In-class movies waste time


Can you watch to learn?

Movies in class can be helpful or pointless. There is a fine line separating the two.

Random clips about cats, touching sport movies, or comedies are entertaining, for sure, but in a classroom setting, there is no educational point.

Not to say that a moral lesson, or a lesson about entertainment, could not be made, but showing these films does not teach a student a class subject.

Even if a movie is full of factual information, it is not always purposeful. Long movies usually aren’t beneficial: students can start to zone out, get bored, and stop listening.

Some teachers force their students to take notes on the movie to make sure that they retain information. Although it’s a good thought, people still do not always pay attention when it is actually happening. From copying off the neighbor to writing about pointless things, students are not learning. The information is just not sticking in their brain because the students aren’t actually being taught.

Precious time in the classroom is not something we should be wasting watching movies. A teacher is there to share his or her knowledge with the students and inspire them to learn.

The teacher should be there to start a lively debate discussing the movie, not to sit there and present the film.

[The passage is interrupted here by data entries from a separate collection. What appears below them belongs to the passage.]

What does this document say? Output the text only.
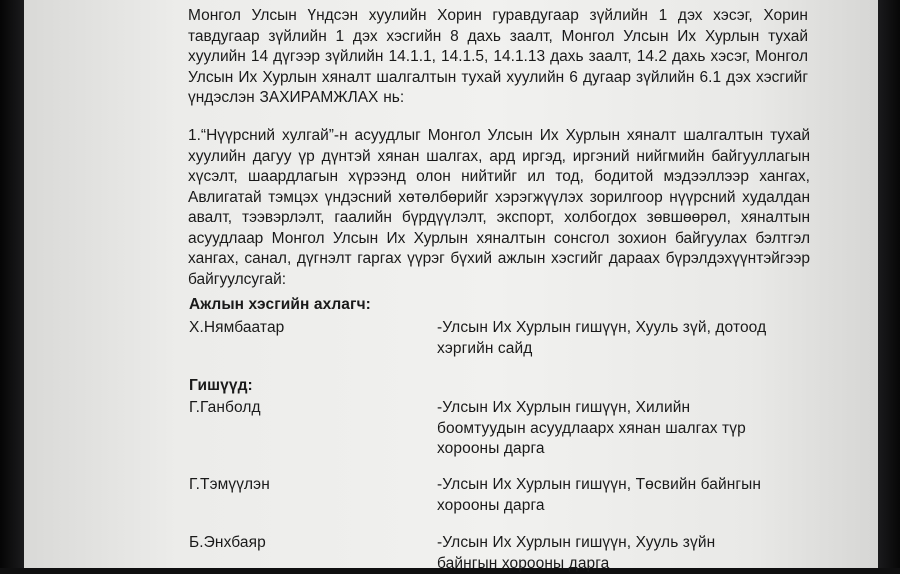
Монгол Улсын Үндсэн хуулийн Хорин гуравдугаар зүйлийн 1 дэх хэсэг, Хорин тавдугаар зүйлийн 1 дэх хэсгийн 8 дахь заалт, Монгол Улсын Их Хурлын тухай хуулийн 14 дүгээр зүйлийн 14.1.1, 14.1.5, 14.1.13 дахь заалт, 14.2 дахь хэсэг, Монгол Улсын Их Хурлын хяналт шалгалтын тухай хуулийн 6 дугаар зүйлийн 6.1 дэх хэсгийг үндэслэн ЗАХИРАМЖЛАХ нь:
1.“Нүүрсний хулгай”-н асуудлыг Монгол Улсын Их Хурлын хяналт шалгалтын тухай хуулийн дагуу үр дүнтэй хянан шалгах, ард иргэд, иргэний нийгмийн байгууллагын хүсэлт, шаардлагын хүрээнд олон нийтийг ил тод, бодитой мэдээллээр хангах, Авлигатай тэмцэх үндэсний хөтөлбөрийг хэрэгжүүлэх зорилгоор нүүрсний худалдан авалт, тээвэрлэлт, гаалийн бүрдүүлэлт, экспорт, холбогдох зөвшөөрөл, хяналтын асуудлаар Монгол Улсын Их Хурлын хяналтын сонсгол зохион байгуулах бэлтгэл хангах, санал, дүгнэлт гаргах үүрэг бүхий ажлын хэсгийг дараах бүрэлдэхүүнтэйгээр байгуулсугай:
Ажлын хэсгийн ахлагч:
Х.Нямбаатар	-Улсын Их Хурлын гишүүн, Хууль зүй, дотоод хэргийн сайд
Гишүүд:
Г.Ганболд	-Улсын Их Хурлын гишүүн, Хилийн боомтуудын асуудлаарх хянан шалгах түр хорооны дарга
Г.Тэмүүлэн	-Улсын Их Хурлын гишүүн, Төсвийн байнгын хорооны дарга
Б.Энхбаяр	-Улсын Их Хурлын гишүүн, Хууль зүйн байнгын хорооны дарга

A high school in New York, Newburgh Free Academy, enacted a rule where each teacher must ask permission before using a movie in class. This idea works to “force the teachers to justify the use of class time to view films,” according to The Times-Herald Record.

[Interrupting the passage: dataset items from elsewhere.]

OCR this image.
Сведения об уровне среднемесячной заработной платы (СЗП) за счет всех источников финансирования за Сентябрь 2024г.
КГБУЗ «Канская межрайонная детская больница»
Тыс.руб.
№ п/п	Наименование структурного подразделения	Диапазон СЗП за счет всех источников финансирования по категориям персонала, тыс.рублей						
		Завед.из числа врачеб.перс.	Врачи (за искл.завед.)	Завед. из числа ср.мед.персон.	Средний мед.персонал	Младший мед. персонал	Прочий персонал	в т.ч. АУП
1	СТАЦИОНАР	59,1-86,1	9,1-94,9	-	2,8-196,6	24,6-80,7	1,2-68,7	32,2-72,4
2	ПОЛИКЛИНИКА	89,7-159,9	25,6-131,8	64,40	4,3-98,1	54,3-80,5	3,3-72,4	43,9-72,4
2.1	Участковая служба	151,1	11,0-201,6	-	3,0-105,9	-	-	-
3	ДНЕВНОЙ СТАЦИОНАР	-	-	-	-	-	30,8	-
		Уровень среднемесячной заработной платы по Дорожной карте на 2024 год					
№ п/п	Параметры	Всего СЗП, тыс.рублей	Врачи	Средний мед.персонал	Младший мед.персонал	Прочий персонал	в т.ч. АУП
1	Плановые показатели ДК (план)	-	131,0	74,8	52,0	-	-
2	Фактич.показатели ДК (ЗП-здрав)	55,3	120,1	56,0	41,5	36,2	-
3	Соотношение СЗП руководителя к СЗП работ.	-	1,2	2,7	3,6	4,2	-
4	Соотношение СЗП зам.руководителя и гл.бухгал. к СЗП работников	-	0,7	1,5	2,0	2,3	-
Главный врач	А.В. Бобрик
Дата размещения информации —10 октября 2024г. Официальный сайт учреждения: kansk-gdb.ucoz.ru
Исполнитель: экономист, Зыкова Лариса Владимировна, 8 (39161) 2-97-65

Short clips of videos or movies are the way to go. Primarily teaching, the teacher could add to his or her lesson by enforcing the concept with a short clip that reiterates the information taught. Presenting the information in a new fashion facilitates discussions from a different perspective which helps in the learning process.

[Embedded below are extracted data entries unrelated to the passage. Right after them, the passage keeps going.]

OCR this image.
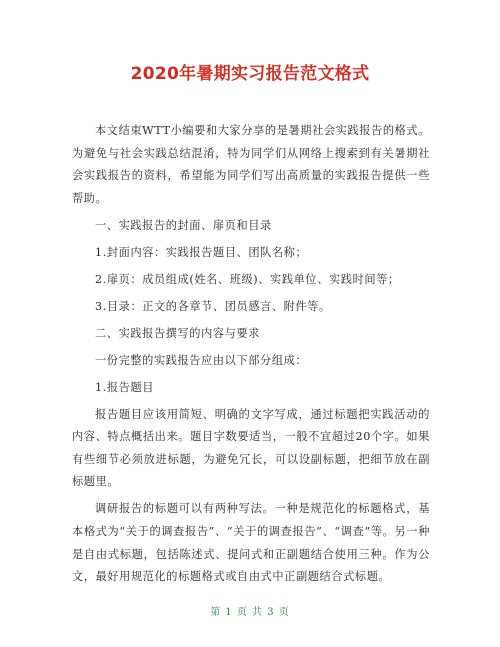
2020年暑期实习报告范文格式

本文结束WTT小编要和大家分享的是暑期社会实践报告的格式。为避免与社会实践总结混淆，特为同学们从网络上搜索到有关暑期社会实践报告的资料，希望能为同学们写出高质量的实践报告提供一些帮助。

一、实践报告的封面、扉页和目录

1.封面内容：实践报告题目、团队名称；

2.扉页：成员组成(姓名、班级)、实践单位、实践时间等；

3.目录：正文的各章节、团员感言、附件等。

二、实践报告撰写的内容与要求

一份完整的实践报告应由以下部分组成：

1.报告题目

报告题目应该用简短、明确的文字写成，通过标题把实践活动的内容、特点概括出来。题目字数要适当，一般不宜超过20个字。如果有些细节必须放进标题，为避免冗长，可以设副标题，把细节放在副标题里。

调研报告的标题可以有两种写法。一种是规范化的标题格式，基本格式为“关于的调查报告”、“关于的调查报告”、“调查”等。另一种是自由式标题，包括陈述式、提问式和正副题结合使用三种。作为公文，最好用规范化的标题格式或自由式中正副题结合式标题。

第 1 页 共 3 页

Social studies teacher Jake Hollin often uses short clips in his classes. The students learn a lesson and then take five minutes to watch a historical reenactment, an animated college student explaining his opinion on the matter, or an illustrated video.

Chemistry teacher Julie Baker also uses short clips in addition to her lessons. Students in her class like the videos as a way of explaining the material in a new way.

In short, movie clips that tie in with class material can be beneficial. Long, drawn out movies waste your precious money.